I'm really not sure what either of those means.


----------



## Robbert Raets (Jun 3, 2003)

Tracy Tople = Clay Potter?


----------



## Eternalknight (Jun 4, 2003)

A GENTLER THINK
A RELENT KNIGHT
A LENGTH TINKER (god now I look like a gnome!)
ENTANGLER KITH
EARTHLING KENT
ANGEL TREK THIN


----------



## alsih2o (Jun 4, 2003)

Robbert Raets said:
			
		

> *Tracy Tople = Clay Potter?  *




 d'oh! please pardon my brainfart


----------



## Ravellion (Jun 4, 2003)

A Vile Lorn
A Nil Lover
Naive Roll
Linear Vol
In Overall
Navel Roil
Ill Verona
Ill or Vane 
No Ill Rave
Novel Liar 
Liar 'n Love
Lone Rival 
In all over
Neil Valor (yuck, American spelling )


Thank goodness I extended my name from 'Rav' to 'Ravellion' a few months ago 

Rav


----------



## rigur (Jun 5, 2003)

This is fun!

HER ORC RAT KID  (I wonder if my mom used this program before she named me)

HACKER DR RIOT

ARCHER KID ROT

ARCHER DIRT OK

ARCHER ROD KIT

RETRO ARCH KID

OK CHART RIDER

I THACO DR KERR


----------



## Hypersmurf (Jun 5, 2003)

*Pre-fry mush*?

I'm not sure if that's better or worse than *Sher Frumpy*...

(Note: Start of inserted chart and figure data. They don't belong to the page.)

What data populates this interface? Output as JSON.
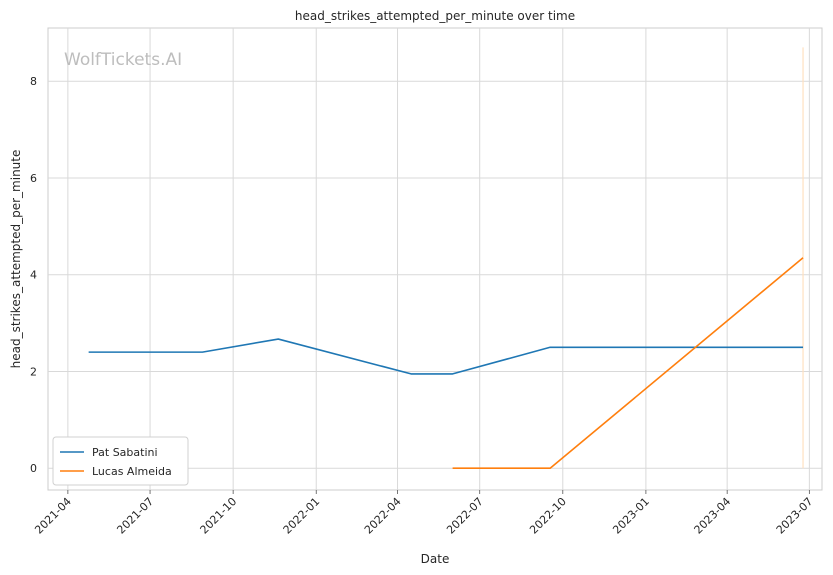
{
  "chart_data": {
    "type": "line",
    "title": "head_strikes_attempted_per_minute over time",
    "xlabel": "Date",
    "ylabel": "head_strikes_attempted_per_minute",
    "xlim": [
      "2021-03-10",
      "2023-07-15"
    ],
    "ylim": [
      -0.45,
      9.1
    ],
    "x_ticks": [
      "2021-04",
      "2021-07",
      "2021-10",
      "2022-01",
      "2022-04",
      "2022-07",
      "2022-10",
      "2023-01",
      "2023-04",
      "2023-07"
    ],
    "y_ticks": [
      0,
      2,
      4,
      6,
      8
    ],
    "grid": true,
    "legend_position": "lower-left",
    "series": [
      {
        "name": "Pat Sabatini",
        "color": "#1f77b4",
        "x": [
          "2021-04-24",
          "2021-08-28",
          "2021-11-20",
          "2022-04-16",
          "2022-06-01",
          "2022-09-17",
          "2023-06-24"
        ],
        "y": [
          2.4,
          2.4,
          2.67,
          1.95,
          1.95,
          2.5,
          2.5
        ]
      },
      {
        "name": "Lucas Almeida",
        "color": "#ff7f0e",
        "x": [
          "2022-06-01",
          "2022-09-17",
          "2023-06-24"
        ],
        "y": [
          0.0,
          0.0,
          4.35
        ]
      }
    ],
    "annotations": [
      {
        "type": "vertical_band",
        "x": "2023-06-24",
        "y_range": [
          0,
          8.7
        ],
        "color": "#ffe0c0"
      }
    ]
  },
  "watermark": "WolfTickets.AI"
}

Long before I had access to an Anagramiser, my real name worked out to *The Beaten Wjrm*...

-Hyp.


----------



## Robbert Raets (Jun 5, 2003)

Hypersmurf said:
			
		

> *Long before I had access to an Anagramiser, my real name worked out to The Beaten Wjrm...*




A dragon with a lisp?


----------



## Ashardalon (Jun 5, 2003)

Robbert Raets said:
			
		

> *
> A dragon with a lisp?  *




I guess it's better than being A SALAD HORN... 

Maybe I'll receive a RAD(ioactive) ASH LOAN?

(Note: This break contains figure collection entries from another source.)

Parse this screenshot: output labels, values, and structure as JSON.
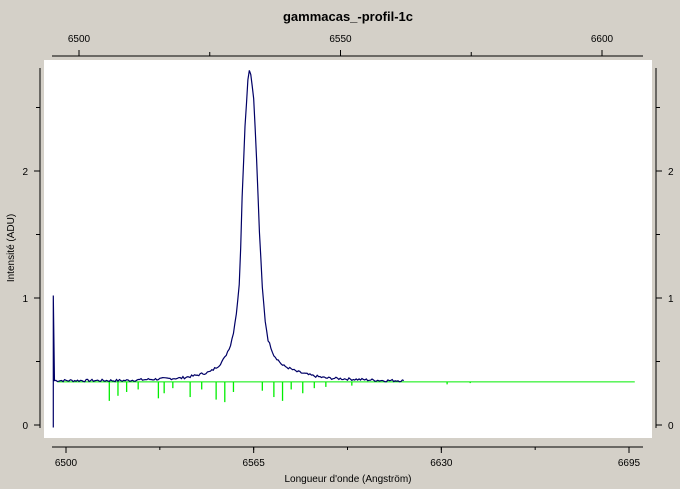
{
  "chart_data": {
    "type": "line",
    "title": "gammacas_-profil-1c",
    "xlabel": "Longueur d'onde (Angström)",
    "ylabel": "Intensité (ADU)",
    "bottom_x_range": [
      6495,
      6700
    ],
    "bottom_x_ticks": [
      "6500",
      "6565",
      "6630",
      "6695"
    ],
    "top_x_ticks": [
      "6500",
      "6550",
      "6600"
    ],
    "ylim": [
      -0.05,
      2.88
    ],
    "y_ticks": [
      "0",
      "1",
      "2"
    ],
    "grid": false,
    "colors": {
      "profile": "#000066",
      "reference": "#00ee00",
      "plot_bg": "#ffffff",
      "page_bg": "#d4d0c8"
    },
    "series": [
      {
        "role": "profile",
        "x": [
          6495.6,
          6496.0,
          6500,
          6510,
          6520,
          6530,
          6540,
          6545,
          6550,
          6553,
          6555,
          6557,
          6558,
          6559,
          6560,
          6560.5,
          6561,
          6562,
          6563,
          6563.5,
          6564,
          6565,
          6566,
          6567,
          6568,
          6569,
          6570,
          6572,
          6575,
          6580,
          6585,
          6590,
          6600,
          6610,
          6617
        ],
        "y": [
          1.02,
          0.35,
          0.35,
          0.35,
          0.35,
          0.36,
          0.37,
          0.39,
          0.42,
          0.47,
          0.53,
          0.63,
          0.73,
          0.88,
          1.1,
          1.4,
          1.8,
          2.35,
          2.72,
          2.8,
          2.76,
          2.58,
          2.1,
          1.52,
          1.08,
          0.82,
          0.67,
          0.55,
          0.47,
          0.42,
          0.39,
          0.37,
          0.36,
          0.35,
          0.35
        ]
      },
      {
        "role": "reference",
        "x": [
          6497,
          6700
        ],
        "y": [
          0.34,
          0.34
        ],
        "absorption_lines": [
          {
            "x": 6515,
            "depth": 0.15
          },
          {
            "x": 6518,
            "depth": 0.11
          },
          {
            "x": 6521,
            "depth": 0.08
          },
          {
            "x": 6525,
            "depth": 0.06
          },
          {
            "x": 6532,
            "depth": 0.13
          },
          {
            "x": 6534,
            "depth": 0.09
          },
          {
            "x": 6537,
            "depth": 0.05
          },
          {
            "x": 6543,
            "depth": 0.12
          },
          {
            "x": 6547,
            "depth": 0.06
          },
          {
            "x": 6552,
            "depth": 0.14
          },
          {
            "x": 6555,
            "depth": 0.16
          },
          {
            "x": 6558,
            "depth": 0.08
          },
          {
            "x": 6568,
            "depth": 0.07
          },
          {
            "x": 6572,
            "depth": 0.12
          },
          {
            "x": 6575,
            "depth": 0.15
          },
          {
            "x": 6578,
            "depth": 0.06
          },
          {
            "x": 6582,
            "depth": 0.09
          },
          {
            "x": 6586,
            "depth": 0.05
          },
          {
            "x": 6590,
            "depth": 0.04
          },
          {
            "x": 6599,
            "depth": 0.03
          },
          {
            "x": 6632,
            "depth": 0.02
          },
          {
            "x": 6640,
            "depth": 0.01
          }
        ]
      }
    ]
  }
}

Maybe a famous computer included a NASA HAL ROD?

I can't speel, I write A LASH AN ROD

If my name were a bit different,I'd be an ashen lord, but so im just A ASH-AN LORD


----------



## krunchyfrogg (Jun 5, 2003)

HCF GORKY RUNG
CHUNK FRY GROG

ok...


----------



## jonesy (Jun 5, 2003)

enjoys (I sure do)
n e joys (as in 'any joys')
EN joys (w00t)
sen joy (senator joy?)


----------



## ergeheilalt (Jun 7, 2003)

Interesting Anagrams for Ergeheilalt

EAGLE HITLER
HEALER LEGIT

Not many others ... too many e's 

Erge


----------



## Ashwyn (Jun 8, 2003)

WASH NY

Quite a large job, that.

SHAWNY

Who's he?

NASHYW

Bless you.

WYSHAN

Hmm.


----------



## kuroshidaku (Jun 11, 2003)

US DR. HAIKU, OK?

OUI, HARK DUSK!

SHARK DUO I UK

OK, I RASH KUDU

IRA DO HUSK UK

Or my real name

A CELT STOWS

A SCOT WELTS

TWO CASTLES

TACTLESS, OW!

CAT SEW LOTS


----------



## Deset Gled (Jun 17, 2003)

Sledge Ted.

Hmm, I suddenly feel an urge to create a hammer wielding dwarf named Ted.


----------



## Kaiyosama (Jun 18, 2003)

Asia yam okay.

I am so a yak.

So I am a yak.


----------